Starkes Erdbeben mit über 230 Verletzten: Experten befürchten noch größere Beben in Istanbul

Das Erdbeben der Stärke von 6,2, das am Mittwochmittag Istanbul erschüttert hat, war eines der stärksten, die die Stadt mit ihren 16 Millionen Einwohner:innen in den vergangenen Jahren heimgesucht haben.

Das Epizentrum des Bebens, das sich um 12.49 Uhr Ortszeit (11.49 Uhr MESZ) ereignete, lag rund 60 Kilometer südwestlich von Istanbul, wie das Helmholtz-Zentrum für Geoforschung in Potsdam berichtet, in etwa zehn Kilometern Tiefe im Marmarameer.

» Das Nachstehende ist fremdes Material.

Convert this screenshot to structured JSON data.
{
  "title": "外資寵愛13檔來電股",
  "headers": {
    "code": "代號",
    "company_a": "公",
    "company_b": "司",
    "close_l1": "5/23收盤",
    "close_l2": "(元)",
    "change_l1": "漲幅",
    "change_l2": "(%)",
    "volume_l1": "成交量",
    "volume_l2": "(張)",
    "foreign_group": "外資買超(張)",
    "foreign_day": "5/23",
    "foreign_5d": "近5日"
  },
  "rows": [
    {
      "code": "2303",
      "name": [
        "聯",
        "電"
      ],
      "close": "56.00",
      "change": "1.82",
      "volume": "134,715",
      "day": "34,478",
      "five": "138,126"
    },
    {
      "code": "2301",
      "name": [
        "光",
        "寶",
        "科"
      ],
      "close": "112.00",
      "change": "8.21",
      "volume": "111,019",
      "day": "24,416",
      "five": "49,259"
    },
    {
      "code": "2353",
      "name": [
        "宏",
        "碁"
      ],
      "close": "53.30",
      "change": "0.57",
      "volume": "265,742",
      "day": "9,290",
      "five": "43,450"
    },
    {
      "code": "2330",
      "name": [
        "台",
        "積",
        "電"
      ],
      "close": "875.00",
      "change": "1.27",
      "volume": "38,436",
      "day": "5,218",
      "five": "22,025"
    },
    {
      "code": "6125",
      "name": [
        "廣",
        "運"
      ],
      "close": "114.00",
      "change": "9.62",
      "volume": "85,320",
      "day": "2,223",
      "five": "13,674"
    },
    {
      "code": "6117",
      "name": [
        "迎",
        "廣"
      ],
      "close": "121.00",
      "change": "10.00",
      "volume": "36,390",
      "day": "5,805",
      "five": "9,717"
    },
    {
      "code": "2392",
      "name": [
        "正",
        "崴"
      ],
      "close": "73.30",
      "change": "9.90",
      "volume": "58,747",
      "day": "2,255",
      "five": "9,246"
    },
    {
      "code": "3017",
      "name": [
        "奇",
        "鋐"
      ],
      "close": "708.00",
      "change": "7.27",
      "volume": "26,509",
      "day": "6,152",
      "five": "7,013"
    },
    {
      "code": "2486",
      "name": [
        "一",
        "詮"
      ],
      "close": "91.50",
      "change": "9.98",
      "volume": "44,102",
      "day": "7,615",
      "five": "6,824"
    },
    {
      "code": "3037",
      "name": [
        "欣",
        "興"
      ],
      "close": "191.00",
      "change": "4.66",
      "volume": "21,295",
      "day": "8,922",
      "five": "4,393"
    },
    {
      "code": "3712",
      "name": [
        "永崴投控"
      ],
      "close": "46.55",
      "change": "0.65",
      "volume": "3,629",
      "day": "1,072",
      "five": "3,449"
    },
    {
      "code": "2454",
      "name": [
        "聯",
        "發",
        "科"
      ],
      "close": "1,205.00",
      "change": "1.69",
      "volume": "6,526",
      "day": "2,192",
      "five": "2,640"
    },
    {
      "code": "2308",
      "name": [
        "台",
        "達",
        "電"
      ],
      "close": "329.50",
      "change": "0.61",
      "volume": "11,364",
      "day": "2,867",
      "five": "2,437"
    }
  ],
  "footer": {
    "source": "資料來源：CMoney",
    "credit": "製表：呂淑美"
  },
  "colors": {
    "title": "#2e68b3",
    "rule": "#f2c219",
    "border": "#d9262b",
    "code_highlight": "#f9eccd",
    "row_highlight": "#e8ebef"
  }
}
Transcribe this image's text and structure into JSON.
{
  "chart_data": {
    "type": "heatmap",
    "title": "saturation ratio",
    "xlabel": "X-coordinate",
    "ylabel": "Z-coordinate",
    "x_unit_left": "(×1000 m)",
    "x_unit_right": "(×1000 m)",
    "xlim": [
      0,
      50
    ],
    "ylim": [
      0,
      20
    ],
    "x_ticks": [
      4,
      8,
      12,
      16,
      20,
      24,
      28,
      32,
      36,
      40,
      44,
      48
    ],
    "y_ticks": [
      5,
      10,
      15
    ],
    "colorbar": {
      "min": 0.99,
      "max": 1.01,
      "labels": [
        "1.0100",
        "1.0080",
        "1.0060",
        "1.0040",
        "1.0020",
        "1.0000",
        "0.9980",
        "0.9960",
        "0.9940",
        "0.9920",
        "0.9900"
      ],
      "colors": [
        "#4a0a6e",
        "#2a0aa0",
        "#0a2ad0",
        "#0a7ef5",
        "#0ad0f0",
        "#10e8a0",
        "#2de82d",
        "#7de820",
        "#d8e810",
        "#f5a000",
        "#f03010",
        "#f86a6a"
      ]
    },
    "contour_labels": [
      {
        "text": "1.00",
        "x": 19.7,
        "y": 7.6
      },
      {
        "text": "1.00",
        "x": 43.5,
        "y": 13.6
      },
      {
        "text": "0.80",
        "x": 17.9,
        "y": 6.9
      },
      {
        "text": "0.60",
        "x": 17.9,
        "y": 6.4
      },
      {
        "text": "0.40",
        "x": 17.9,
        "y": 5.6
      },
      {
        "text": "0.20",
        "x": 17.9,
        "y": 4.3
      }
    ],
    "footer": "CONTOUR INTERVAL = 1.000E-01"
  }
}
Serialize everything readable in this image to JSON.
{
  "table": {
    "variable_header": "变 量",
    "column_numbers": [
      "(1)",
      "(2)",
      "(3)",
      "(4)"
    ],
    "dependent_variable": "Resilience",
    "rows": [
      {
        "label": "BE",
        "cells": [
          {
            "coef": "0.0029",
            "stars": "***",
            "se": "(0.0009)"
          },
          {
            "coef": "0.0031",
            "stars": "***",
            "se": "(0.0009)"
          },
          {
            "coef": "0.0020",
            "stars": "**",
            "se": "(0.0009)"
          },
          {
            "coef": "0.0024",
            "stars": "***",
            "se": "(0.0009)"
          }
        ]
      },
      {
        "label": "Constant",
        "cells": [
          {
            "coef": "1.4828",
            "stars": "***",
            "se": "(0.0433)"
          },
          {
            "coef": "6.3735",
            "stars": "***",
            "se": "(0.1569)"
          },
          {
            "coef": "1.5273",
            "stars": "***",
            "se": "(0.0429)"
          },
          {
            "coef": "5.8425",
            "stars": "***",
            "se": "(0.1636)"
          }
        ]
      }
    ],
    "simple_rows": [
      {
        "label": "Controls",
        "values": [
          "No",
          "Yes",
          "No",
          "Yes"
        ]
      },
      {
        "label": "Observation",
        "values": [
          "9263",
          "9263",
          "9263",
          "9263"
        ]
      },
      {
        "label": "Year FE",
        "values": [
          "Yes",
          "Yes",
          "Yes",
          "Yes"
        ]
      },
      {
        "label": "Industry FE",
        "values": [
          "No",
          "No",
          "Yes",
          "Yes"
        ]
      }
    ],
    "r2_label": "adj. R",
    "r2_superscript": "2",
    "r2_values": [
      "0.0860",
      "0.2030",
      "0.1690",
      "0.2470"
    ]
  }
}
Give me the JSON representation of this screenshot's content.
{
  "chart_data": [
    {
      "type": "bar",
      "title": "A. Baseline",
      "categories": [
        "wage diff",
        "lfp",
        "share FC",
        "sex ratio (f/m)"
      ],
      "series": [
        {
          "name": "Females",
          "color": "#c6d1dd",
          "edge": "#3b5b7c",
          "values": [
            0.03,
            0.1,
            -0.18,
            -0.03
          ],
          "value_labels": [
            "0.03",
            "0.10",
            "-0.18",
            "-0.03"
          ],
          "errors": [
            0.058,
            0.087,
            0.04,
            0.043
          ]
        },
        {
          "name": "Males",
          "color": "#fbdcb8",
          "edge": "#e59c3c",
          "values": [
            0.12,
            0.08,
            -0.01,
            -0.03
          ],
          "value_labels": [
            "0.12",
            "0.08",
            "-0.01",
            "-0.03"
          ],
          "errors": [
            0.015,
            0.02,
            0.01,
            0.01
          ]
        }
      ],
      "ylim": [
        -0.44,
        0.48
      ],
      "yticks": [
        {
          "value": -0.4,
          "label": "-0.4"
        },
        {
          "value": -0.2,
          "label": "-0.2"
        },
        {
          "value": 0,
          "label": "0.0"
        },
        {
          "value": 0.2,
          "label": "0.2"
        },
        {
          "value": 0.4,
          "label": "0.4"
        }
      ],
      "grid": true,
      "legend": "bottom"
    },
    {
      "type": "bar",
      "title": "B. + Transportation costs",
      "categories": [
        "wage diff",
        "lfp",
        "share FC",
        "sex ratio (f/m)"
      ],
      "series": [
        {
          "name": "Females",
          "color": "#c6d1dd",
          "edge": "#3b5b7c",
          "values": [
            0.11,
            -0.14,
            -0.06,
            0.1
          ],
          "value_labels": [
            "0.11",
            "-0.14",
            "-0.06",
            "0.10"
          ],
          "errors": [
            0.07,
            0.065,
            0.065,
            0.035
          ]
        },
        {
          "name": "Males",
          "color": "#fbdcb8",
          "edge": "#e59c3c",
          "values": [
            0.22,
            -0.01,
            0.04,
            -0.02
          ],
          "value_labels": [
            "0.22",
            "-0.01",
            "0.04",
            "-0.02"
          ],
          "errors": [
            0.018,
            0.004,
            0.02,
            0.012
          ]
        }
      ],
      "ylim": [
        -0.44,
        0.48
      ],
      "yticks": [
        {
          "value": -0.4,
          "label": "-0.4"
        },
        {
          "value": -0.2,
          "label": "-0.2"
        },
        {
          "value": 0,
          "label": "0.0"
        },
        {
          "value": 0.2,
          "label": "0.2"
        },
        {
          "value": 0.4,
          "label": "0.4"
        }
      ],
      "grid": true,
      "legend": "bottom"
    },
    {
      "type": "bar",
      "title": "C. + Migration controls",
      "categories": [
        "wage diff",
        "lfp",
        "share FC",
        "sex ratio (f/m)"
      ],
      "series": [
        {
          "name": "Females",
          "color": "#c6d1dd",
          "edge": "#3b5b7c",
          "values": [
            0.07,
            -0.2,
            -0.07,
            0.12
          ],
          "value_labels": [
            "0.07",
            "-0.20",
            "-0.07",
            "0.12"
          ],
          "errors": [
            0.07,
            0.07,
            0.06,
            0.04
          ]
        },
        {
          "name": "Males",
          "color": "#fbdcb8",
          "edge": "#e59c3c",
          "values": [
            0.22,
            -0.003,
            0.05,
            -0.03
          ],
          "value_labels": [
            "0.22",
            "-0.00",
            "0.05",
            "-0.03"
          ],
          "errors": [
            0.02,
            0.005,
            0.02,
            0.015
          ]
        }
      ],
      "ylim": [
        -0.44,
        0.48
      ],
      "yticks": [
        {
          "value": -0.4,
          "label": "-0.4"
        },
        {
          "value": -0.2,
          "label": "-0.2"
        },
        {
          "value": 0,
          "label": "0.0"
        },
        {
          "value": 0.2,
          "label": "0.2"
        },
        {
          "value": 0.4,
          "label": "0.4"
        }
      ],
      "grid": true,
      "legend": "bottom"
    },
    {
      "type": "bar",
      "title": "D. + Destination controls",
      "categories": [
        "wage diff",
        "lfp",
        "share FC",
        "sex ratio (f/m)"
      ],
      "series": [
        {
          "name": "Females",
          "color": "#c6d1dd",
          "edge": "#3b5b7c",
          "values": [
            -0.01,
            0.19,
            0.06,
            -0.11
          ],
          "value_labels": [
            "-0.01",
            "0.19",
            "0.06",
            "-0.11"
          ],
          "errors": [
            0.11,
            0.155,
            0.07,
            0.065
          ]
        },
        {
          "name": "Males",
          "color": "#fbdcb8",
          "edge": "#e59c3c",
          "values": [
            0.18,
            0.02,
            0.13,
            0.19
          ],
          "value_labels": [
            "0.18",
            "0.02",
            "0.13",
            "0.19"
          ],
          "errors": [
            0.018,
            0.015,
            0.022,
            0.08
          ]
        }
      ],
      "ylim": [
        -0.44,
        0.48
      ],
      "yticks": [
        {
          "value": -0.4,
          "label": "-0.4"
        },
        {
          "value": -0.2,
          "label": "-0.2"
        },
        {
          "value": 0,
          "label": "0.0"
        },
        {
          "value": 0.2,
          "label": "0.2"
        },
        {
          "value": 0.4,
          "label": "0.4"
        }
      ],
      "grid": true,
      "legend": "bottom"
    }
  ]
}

Ein weiteres Beben der Stärke 5,3 ereignete sich kurz darauf, um 12.02 Uhr rund 40 Kilometer südlich von Istanbul. Nach Angaben des Gesundheitsministeriums gab es insgesamt 236 Verletzte, davon 173 in Istanbul. Sie seien zum Teil „aus Panik aus der Höhe gesprungen“, schrieb das Amt auf der Plattform X. Sie schwebten aber nicht in Lebensgefahr.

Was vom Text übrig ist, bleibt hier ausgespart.